Ma se gli europei vedono un grande risultato, le Ong protestano. Dopo la denuncia di Amnesty International che già ieri aveva dichiarato che la chiusura della rotta avrebbe messo “centinaia di migliaia di rifugiati a rischio di tortura e sfruttamento”, sono arrivate quelle di Human Rights Watch (“la ‘linea di protezione’ europea potrebbe trasformarsi in una linea di crudeltà”), di Medecins Sans Frontieres (“approccio inumano”) e della Caritas Italiana, che considera quello tra Italia e Libia come un accordo fatto “contro i più deboli” ed “un’operazione a perdere per tutti”.

“Ho ben presenti le preoccupazioni umanitarie. Noi siamo convinti che le decisioni prese, gli stanziamenti, l’intesa bilaterale con la Libia abbiano l’obiettivo opposto”, osserva Paolo Gentiloni, ricordando che il tutto è stato “ampiamente discusso con l’Oim e l’Unhcr che vedono con favore investimenti e presenze per rendere la permanenza dei rifugiati più civile umana e organizzata”.

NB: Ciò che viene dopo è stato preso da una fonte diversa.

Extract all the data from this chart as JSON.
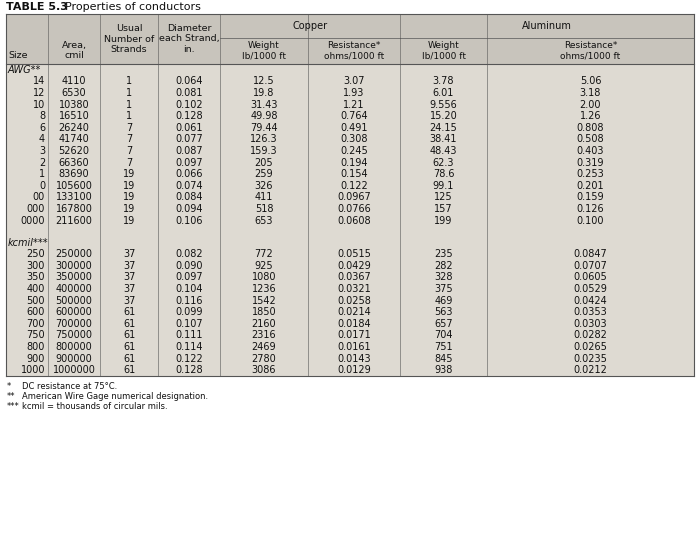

E a La Valletta il piano europeo ed italiano viene invece salutato da tutti con apparente entusiasmo. Il premier maltese Jospeh Muscat, titolare della presidenza di turno e padrone di casa, riconosce che “ogni accordo può essere criticato” ma sottolinea: “Sappiamo che la Libia è in una situazione particolare, ma questa non può essere una scusa per non impegnarsi”.

Aggiunge che “per la prima volta si raggiungono progressi importanti e allo stesso tempo c’è unità, due aspetti che non vanno sottostimati”. Anche perché evidentemente legati agli altri due temi fondamentali nel vertice di Malta: il rapporto con gli Stati Uniti di Donald Trump ed il futuro della Ue che sarà dopo la Brexit e che dovrà essere disegnato nella Dichiarazione per il 60/o anniversario.

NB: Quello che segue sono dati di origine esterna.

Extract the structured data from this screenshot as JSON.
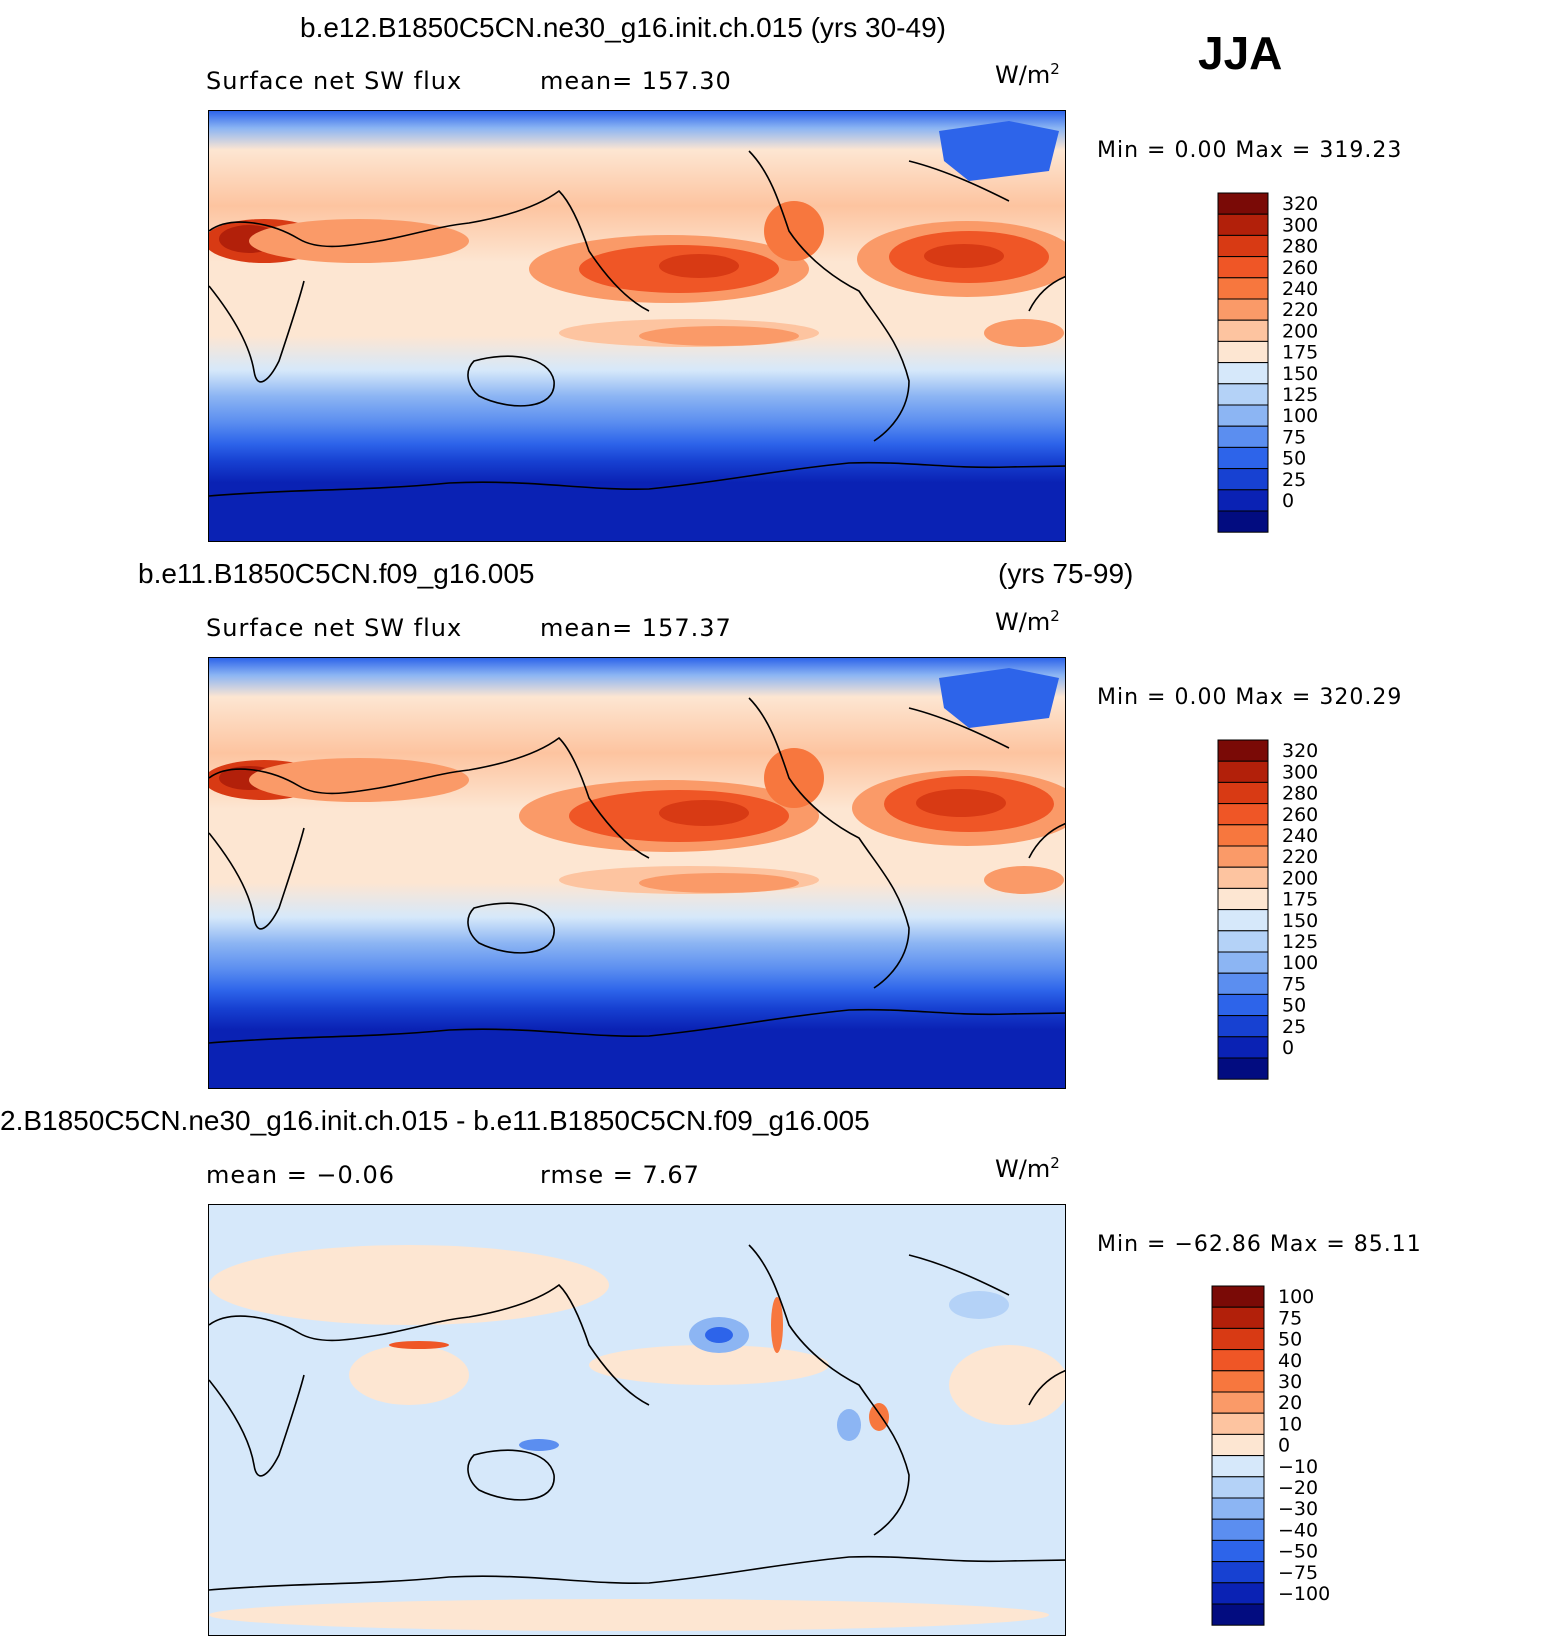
{
  "season_label": "JJA",
  "panels": [
    {
      "title": "b.e12.B1850C5CN.ne30_g16.init.ch.015 (yrs 30-49)",
      "title_right": "",
      "left_label": "Surface net SW flux",
      "center_label": "mean=  157.30",
      "units": "W/m",
      "units_exp": "2",
      "min_max": "Min  =     0.00  Max  =  319.23",
      "colorbar_levels": [
        "320",
        "300",
        "280",
        "260",
        "240",
        "220",
        "200",
        "175",
        "150",
        "125",
        "100",
        "75",
        "50",
        "25",
        "0"
      ],
      "palette": "absolute"
    },
    {
      "title": "b.e11.B1850C5CN.f09_g16.005",
      "title_right": "(yrs 75-99)",
      "left_label": "Surface net SW flux",
      "center_label": "mean=  157.37",
      "units": "W/m",
      "units_exp": "2",
      "min_max": "Min  =     0.00  Max  =  320.29",
      "colorbar_levels": [
        "320",
        "300",
        "280",
        "260",
        "240",
        "220",
        "200",
        "175",
        "150",
        "125",
        "100",
        "75",
        "50",
        "25",
        "0"
      ],
      "palette": "absolute"
    },
    {
      "title": "2.B1850C5CN.ne30_g16.init.ch.015 - b.e11.B1850C5CN.f09_g16.005",
      "title_right": "",
      "left_label": "mean  =    −0.06",
      "center_label": "rmse  =     7.67",
      "units": "W/m",
      "units_exp": "2",
      "min_max": "Min  =  −62.86  Max  =    85.11",
      "colorbar_levels": [
        "100",
        "75",
        "50",
        "40",
        "30",
        "20",
        "10",
        "0",
        "−10",
        "−20",
        "−30",
        "−40",
        "−50",
        "−75",
        "−100"
      ],
      "palette": "difference"
    }
  ],
  "colors": {
    "absolute": [
      "#7a0a06",
      "#b2200a",
      "#d83a14",
      "#ef5626",
      "#f7773e",
      "#fa9a68",
      "#fdc4a0",
      "#fde6d2",
      "#d6e8fa",
      "#b4d2f7",
      "#8cb5f3",
      "#5b8ef0",
      "#2d64ea",
      "#1741d2",
      "#0a22b4",
      "#020c80"
    ],
    "difference": [
      "#7a0a06",
      "#b2200a",
      "#d83a14",
      "#ef5626",
      "#f7773e",
      "#fa9a68",
      "#fdc4a0",
      "#fde6d2",
      "#d6e8fa",
      "#b4d2f7",
      "#8cb5f3",
      "#5b8ef0",
      "#2d64ea",
      "#1741d2",
      "#0a22b4",
      "#020c80"
    ]
  }
}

Lunedì scorso i servizi di Tusk hanno messo a punto un ‘concept paper’, con una Ue che resti attore globale e continui a sostenere i suoi valori fondamentali. I tre paesi del Benelux ne hanno pubblicato un altro in cui propongono sostanzialmente un’Europa diversa da quella che standardizzava la curvatura delle banane e riprenda le “giuste priorità indicate nell’agenda di Bratislava” in cui uno dei punti chiave era lo sviluppo della difesa comune europea.

Il futuro della Ue ed il rapporto con la Casa Bianca di Trump si discutono a 27 dopo l’approvazione del piano migranti ed il pranzo in barca – durante il quale i leader hanno sentito le relazioni di Theresa May, Angela Merkel e Francois Hollande (che ha definito “inaccettabile” che il tycoon-presidente “faccia pressioni su quello che l’Europa debba o non debba essere”) – è stato il momento di pensare al futuro europeo.

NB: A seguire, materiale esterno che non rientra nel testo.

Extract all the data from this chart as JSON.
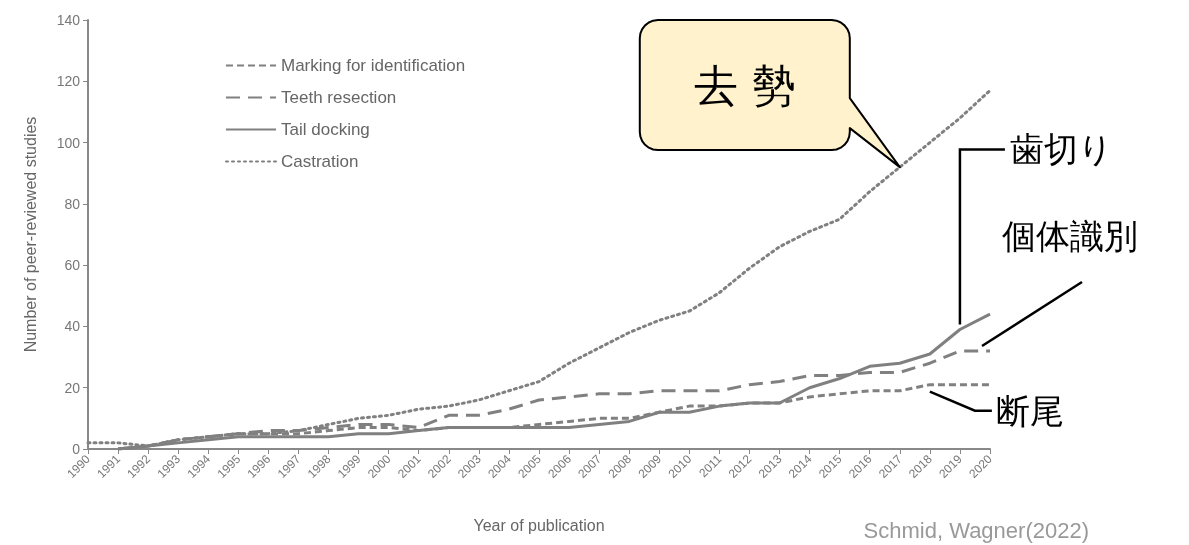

Gentiloni ha osservato che l’ipotesi che gli Usa si richiudano nei confini nazionali va vista non solo come un rischio ma anche come “un’opportunità” per l’Europa.

Intanto il primo test dell’Europa che verrà sarà con l’attuazione del piano europeo ed italiano per la Libia. Si fonda sul rapido rafforzamento ed equipaggiamento della guardia costiera libica che faccia da cordone nelle acque territoriali, nel sostegno alle comunità locali per l’accoglienza dei migranti ed il coinvolgimento di Iom e Unhcr per la gestione.

“Non è la bacchetta magica”, ammette Muscat. Ma al di là dell’accordo per fermare i flussi, che lascia il problema fuori dai confini, c’è “tensione diplomatica”, rileva Gentiloni, sulla riforma del regolamento di Dublino (che infatti sparisce dalla Dichiarazione finale) e sui ricollocamenti contro cui si battono Viktor Orban con il gruppo di Visegrad.